Rojin Kabaiş'in kaybolması ve sonrasında başörtüsünün bulunması ülkeyi yasa boğdu. Bu trajik olay, ülkemizde başörtüsü meselesinin hâlâ ne kadar tartışmalı bir konu olduğunu bir kez daha gözler önüne serdi.
Kişisel DeneyimlerimBenim için başörtüsü, özgürlük ve tercih hakkının bir simgesi olmuştur. Yıllar önce, başımı örtmeyi seçtiğimde, bunun benim kişisel bir tercihim olduğunu ve bunu hayatımı yaşamakta özgür olduğumu düşündüm.
Ancak gerçek çok daha karmaşıktı. Başörtüsü taktığımda, farklı muameleye maruz kaldım. Bazı insanlar beni yargıladı ve önyargılı davranışlarda bulundu. Bu beni çok üzdü ama bu zorluklar karşısında başörtümü çıkarmadım.
Toplumsal TartışmalarBaşörtüsü konusu yıllar boyunca ülkemizde tartışılan bir konu olmuştur. Bazıları bunu dini bir gereklilik olarak görürken, diğerleri onu baskının bir sembolü olarak görüyor.
Bu tartışmalar, başörtülü kadınların ayrımcılığa ve şiddete maruz kalmasına neden oldu. Toplumumuzda bu konuda bir uzlaşma sağlayamamak üzücü ve utanç verici bir durumdur.
Geçmişin İzleriRojin Kabaiş'in kaybolması, toplumumuzdaki başörtüsü meselesinin derin köklerine ışık tuttu. Geçmişte kadınlar zorla başörtüsü takmaya zorlanmıştı ve bu travma halen toplumumuzda varlığını sürdürüyor.
Geleceğe BakışRojin Kabaiş'in ölümü, hepimize başörtüsü meselesini yeniden düşünmemiz için bir fırsat sunuyor. Artık bu konuyu önyargı ve dogmatik inançlarla değil, anlayış ve empatiyle ele almalıyız.

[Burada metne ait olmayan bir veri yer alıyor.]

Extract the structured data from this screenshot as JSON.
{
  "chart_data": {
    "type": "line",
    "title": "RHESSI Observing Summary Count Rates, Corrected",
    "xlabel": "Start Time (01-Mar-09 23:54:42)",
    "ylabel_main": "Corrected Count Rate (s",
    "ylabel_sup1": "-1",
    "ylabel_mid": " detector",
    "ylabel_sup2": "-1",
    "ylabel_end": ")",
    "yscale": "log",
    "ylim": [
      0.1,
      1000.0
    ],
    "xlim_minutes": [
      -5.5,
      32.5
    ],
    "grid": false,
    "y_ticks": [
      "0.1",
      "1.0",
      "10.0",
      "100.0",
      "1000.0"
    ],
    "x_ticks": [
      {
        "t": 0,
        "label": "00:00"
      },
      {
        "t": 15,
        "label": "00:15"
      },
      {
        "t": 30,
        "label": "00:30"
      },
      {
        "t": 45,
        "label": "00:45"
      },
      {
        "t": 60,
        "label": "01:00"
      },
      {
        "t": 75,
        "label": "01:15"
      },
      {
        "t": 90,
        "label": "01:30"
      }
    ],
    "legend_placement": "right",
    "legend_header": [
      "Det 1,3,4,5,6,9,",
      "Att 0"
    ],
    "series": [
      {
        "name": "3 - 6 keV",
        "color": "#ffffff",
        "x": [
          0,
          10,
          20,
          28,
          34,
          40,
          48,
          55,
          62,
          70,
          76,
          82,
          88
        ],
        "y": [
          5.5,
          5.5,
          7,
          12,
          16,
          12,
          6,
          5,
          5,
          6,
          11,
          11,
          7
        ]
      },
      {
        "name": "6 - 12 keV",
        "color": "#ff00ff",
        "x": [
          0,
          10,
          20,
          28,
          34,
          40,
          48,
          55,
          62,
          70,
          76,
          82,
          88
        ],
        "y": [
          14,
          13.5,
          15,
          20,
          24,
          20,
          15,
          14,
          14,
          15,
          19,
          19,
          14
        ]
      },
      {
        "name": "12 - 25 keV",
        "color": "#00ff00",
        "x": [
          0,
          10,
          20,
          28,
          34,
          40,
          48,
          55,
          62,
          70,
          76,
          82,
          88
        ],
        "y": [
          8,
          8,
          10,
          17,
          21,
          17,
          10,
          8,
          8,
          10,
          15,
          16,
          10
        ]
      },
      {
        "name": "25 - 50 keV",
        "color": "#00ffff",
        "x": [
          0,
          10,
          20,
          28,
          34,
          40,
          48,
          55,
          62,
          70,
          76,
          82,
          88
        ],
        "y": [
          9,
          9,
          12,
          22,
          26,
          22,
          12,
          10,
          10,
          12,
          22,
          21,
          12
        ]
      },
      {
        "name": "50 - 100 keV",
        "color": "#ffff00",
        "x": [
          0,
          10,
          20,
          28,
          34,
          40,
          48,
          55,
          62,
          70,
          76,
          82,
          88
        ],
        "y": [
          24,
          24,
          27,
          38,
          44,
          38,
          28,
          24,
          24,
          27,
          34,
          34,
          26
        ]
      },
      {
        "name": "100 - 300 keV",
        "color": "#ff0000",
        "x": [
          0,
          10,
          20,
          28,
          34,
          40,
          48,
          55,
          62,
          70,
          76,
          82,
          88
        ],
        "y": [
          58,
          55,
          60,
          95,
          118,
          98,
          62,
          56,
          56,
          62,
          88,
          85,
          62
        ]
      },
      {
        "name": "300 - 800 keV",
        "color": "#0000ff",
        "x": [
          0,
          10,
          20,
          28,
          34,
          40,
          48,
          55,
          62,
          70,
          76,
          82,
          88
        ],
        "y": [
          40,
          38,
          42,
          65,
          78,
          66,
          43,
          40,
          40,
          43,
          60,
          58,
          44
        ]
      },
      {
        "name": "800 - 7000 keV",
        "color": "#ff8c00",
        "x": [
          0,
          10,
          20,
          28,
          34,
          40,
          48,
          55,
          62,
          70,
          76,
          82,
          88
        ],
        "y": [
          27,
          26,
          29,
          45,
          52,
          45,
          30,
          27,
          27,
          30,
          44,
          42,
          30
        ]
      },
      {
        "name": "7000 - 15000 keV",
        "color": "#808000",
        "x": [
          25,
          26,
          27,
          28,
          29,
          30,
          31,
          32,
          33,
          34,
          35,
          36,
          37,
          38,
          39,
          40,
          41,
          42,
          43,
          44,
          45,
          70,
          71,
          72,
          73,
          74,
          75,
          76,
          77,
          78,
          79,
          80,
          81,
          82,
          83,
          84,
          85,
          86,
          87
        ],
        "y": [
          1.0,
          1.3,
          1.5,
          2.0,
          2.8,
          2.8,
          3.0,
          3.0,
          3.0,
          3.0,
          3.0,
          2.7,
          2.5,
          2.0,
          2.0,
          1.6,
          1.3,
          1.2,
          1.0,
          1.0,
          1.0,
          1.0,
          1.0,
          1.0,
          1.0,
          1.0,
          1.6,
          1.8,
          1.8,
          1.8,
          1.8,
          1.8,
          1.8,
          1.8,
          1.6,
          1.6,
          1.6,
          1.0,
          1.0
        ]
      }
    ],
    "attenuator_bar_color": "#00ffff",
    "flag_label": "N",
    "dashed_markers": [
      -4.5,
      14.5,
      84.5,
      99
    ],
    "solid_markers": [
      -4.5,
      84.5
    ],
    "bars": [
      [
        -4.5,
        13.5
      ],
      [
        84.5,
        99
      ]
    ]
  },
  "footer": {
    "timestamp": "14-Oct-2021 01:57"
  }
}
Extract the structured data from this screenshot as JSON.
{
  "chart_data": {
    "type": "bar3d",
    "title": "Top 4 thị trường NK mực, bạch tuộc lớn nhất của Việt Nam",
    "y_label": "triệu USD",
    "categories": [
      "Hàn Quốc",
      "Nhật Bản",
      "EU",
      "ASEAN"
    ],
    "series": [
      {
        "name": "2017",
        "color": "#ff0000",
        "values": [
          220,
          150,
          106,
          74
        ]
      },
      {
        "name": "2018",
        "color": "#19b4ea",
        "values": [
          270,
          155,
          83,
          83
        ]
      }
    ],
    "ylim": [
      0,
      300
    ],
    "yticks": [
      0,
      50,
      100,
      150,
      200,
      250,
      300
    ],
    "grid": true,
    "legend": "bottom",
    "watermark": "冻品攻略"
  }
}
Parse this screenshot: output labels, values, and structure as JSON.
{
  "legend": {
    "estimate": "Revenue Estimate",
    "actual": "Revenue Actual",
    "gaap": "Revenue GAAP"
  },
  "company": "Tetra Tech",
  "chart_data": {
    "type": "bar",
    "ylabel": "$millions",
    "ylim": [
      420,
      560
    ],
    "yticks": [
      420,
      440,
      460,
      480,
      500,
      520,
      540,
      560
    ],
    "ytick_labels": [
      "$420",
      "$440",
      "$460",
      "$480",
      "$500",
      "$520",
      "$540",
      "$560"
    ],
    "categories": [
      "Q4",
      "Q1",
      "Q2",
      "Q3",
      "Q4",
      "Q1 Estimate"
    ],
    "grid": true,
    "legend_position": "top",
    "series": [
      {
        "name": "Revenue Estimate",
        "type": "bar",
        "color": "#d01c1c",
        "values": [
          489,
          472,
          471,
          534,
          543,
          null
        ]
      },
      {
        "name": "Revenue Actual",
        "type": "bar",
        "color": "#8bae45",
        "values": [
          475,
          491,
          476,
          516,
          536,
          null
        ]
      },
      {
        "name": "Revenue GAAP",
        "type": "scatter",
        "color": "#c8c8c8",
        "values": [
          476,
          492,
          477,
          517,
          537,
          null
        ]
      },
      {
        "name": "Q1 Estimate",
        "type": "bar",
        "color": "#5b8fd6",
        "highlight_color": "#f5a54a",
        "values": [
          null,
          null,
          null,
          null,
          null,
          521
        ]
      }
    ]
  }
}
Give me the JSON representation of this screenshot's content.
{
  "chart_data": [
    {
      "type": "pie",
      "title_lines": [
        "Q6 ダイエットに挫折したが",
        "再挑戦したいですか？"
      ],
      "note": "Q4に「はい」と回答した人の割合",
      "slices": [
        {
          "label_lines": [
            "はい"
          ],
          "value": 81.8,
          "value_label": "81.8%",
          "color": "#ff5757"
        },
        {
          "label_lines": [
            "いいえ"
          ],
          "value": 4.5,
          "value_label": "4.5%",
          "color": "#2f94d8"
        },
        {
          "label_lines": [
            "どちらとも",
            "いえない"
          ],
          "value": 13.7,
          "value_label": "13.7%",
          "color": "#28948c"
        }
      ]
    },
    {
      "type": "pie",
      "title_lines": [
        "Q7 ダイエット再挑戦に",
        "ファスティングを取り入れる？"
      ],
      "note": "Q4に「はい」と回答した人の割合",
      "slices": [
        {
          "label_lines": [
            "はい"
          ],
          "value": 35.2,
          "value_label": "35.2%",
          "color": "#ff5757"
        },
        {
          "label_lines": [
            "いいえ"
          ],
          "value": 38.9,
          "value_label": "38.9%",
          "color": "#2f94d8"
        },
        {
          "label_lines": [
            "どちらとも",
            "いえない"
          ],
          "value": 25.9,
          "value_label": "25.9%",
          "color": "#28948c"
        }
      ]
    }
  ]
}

Başörtüsünü destekleyenler ya da karşı çıkanların nedenlerini anlamaya çalışmalı, farklı bakış açılarına saygı duymalı ve ortak bir zemin bulmaya çalışmalıyız. Çünkü ancak böylece bu sorunu çözüp daha barışçıl ve kapsayıcı bir toplum oluşturabiliriz.
Rojin Kabaiş'in ölümü, sadece bir trajedi değil, aynı zamanda bir uyanış çağrısıdır. Başörtüsü meselesini daha fazla erteleyemeyiz. Hep birlikte, anlayış ve karşılıklı saygıya dayalı bir gelecek inşa etmeliyiz.
Rojin Kabaiş'in anısına, başörtüsü tartışmalarını bir kenara bırakıp, hepimizin özgür ve eşit bir toplumda yaşayabileceği bir gelecek için çalışalım.